Standardized biodistribution template for dosimetry collection and reporting

Objectives As the field of Nuclear Medicine moves forward with efforts to integrate radiation dosimetry into clinical practice we can identify the challenge posed by the lack of standardized dose calculation methods and protocols. This problem arises because even with common use of MIRD methodology, the specific implementation of acquiring and utilizing dosimetry data varies among users. All personalized internal dosimetry is derived by projecting biodistribution measurements into dosimetry calculations. In an effort to standardize organization of data and its reporting, we have developed, as a sequel to the EANM recommendation of “Good Dosimetry Reporting”, a freely available biodistribution template, which can be used to create a common point of reference for dosimetry data. It can be disseminated, interpreted, and used for method development widely across the field.

Methods A generalized biodistribution template was built in a comma delineated format (.csv) to be completed by users performing biodistribution measurements. As of May 1st, 2015, the template will be available for free download at http://bitly.com/IAEA-BDT. The download site includes instructions and other usage details on the template. The format of .csv was chosen as it can be easily edited by commercial spreadsheet software, while it can also be parsed easily by researchers or other developers interested in creating software tools to handle data. Examples of completed spreadsheets (I-131 radioiodine therapy, Lu-177 DOTATOC, Y-90 microspheres) are also available on the download site.

Results This is a new resource developed for the community. It is our hope that users will consider integrating it into their dosimetry operations. Having biodistribution data available and easily accessible for all patients processed is a strategy for organizing large amounts of information. It may enable users to create their own databases that can be analyzed for multiple aspects of dosimetry operations. Furthermore it enables population data to easily be reprocessed using different dosimetry methodologies, for example to accommodate different organ volume scaling assumptions. With respect to dosimetry-related research and publications, the biodistribution template can be included as supplementary material, and will allow others in the community to better compare calculations and results achieved.

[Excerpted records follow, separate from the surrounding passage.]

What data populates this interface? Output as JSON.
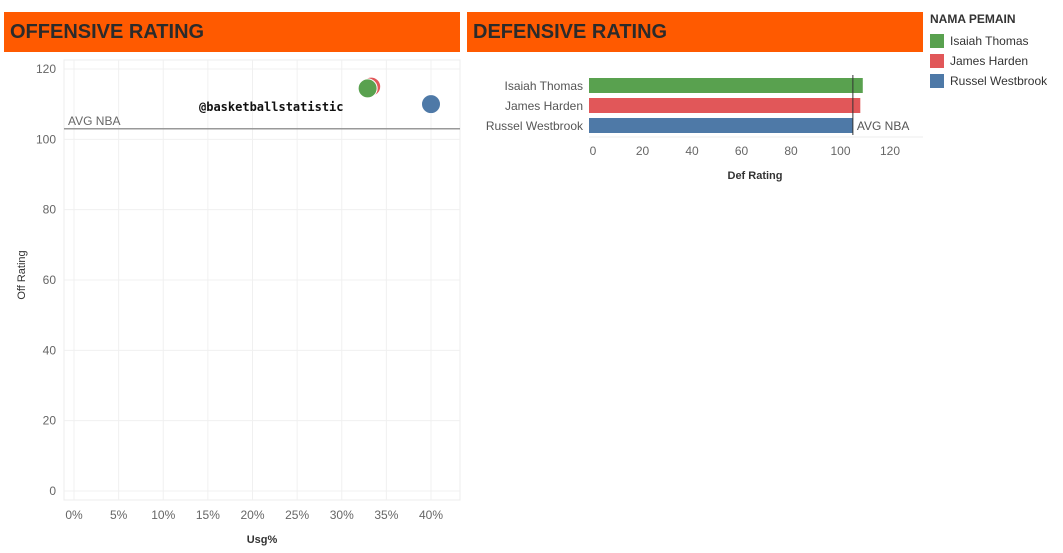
{
  "colors": {
    "header": "#ff5a00",
    "isaiah": "#59a14f",
    "harden": "#e15759",
    "westbrook": "#4e79a7",
    "avg_line": "#999999"
  },
  "watermark": "@basketballstatistic",
  "legend": {
    "title": "NAMA PEMAIN",
    "items": [
      {
        "label": "Isaiah Thomas",
        "color": "#59a14f"
      },
      {
        "label": "James Harden",
        "color": "#e15759"
      },
      {
        "label": "Russel Westbrook",
        "color": "#4e79a7"
      }
    ]
  },
  "chart_data": [
    {
      "type": "scatter",
      "title": "OFFENSIVE RATING",
      "xlabel": "Usg%",
      "ylabel": "Off Rating",
      "x_ticks": [
        "0%",
        "5%",
        "10%",
        "15%",
        "20%",
        "25%",
        "30%",
        "35%",
        "40%"
      ],
      "y_ticks": [
        "0",
        "20",
        "40",
        "60",
        "80",
        "100",
        "120"
      ],
      "xlim": [
        0,
        42
      ],
      "ylim": [
        0,
        122
      ],
      "grid": true,
      "series": [
        {
          "name": "James Harden",
          "x": 33.3,
          "y": 115.0,
          "color": "#e15759"
        },
        {
          "name": "Isaiah Thomas",
          "x": 32.9,
          "y": 114.5,
          "color": "#59a14f"
        },
        {
          "name": "Russel Westbrook",
          "x": 40.0,
          "y": 110.0,
          "color": "#4e79a7"
        }
      ],
      "reference_line": {
        "label": "AVG NBA",
        "value": 103
      }
    },
    {
      "type": "bar",
      "orientation": "horizontal",
      "title": "DEFENSIVE RATING",
      "xlabel": "Def Rating",
      "categories": [
        "Isaiah Thomas",
        "James Harden",
        "Russel Westbrook"
      ],
      "values": [
        109,
        108,
        105
      ],
      "colors": [
        "#59a14f",
        "#e15759",
        "#4e79a7"
      ],
      "x_ticks": [
        "0",
        "20",
        "40",
        "60",
        "80",
        "100",
        "120"
      ],
      "xlim": [
        0,
        130
      ],
      "reference_line": {
        "label": "AVG NBA",
        "value": 105
      }
    }
  ]
}
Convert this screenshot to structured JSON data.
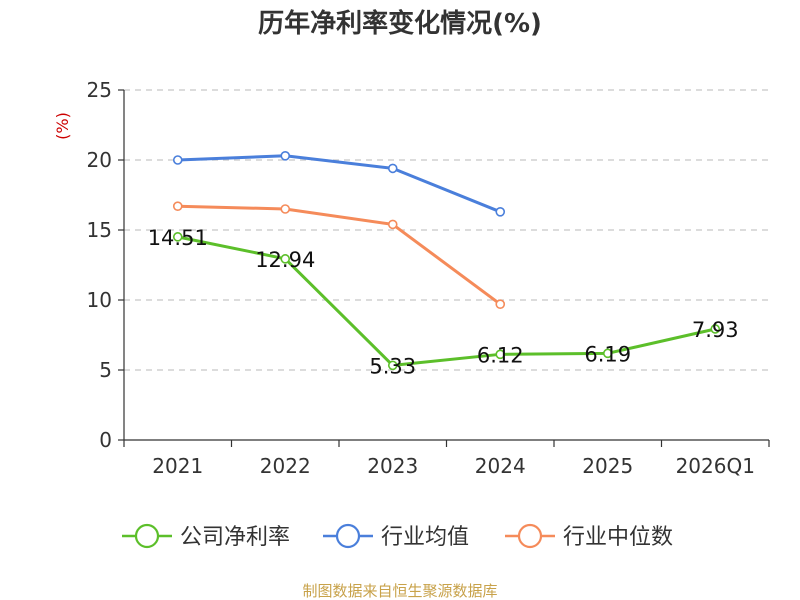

Conclusions As dosimetry in nuclear medicine become more routinely applied in clinical applications, we, as a field, need to develop the infrastructure for handling large amounts of data. Our organ level biodistribution template can be used as a standard format for data collection. It can support organization of data within a center, including the formation of dosimetry data bases. It can also be used to support more robust reporting of research studies. Beyond organization and presentation of data, those interested may be enabled to develop dosimetry tools, integrated with the template, which can be easily disseminated to users in the community. For example this approach may support easy application of error calculation in biodistribution measurements, curve fitting, and populations, and its propagation to dosimetry calculations.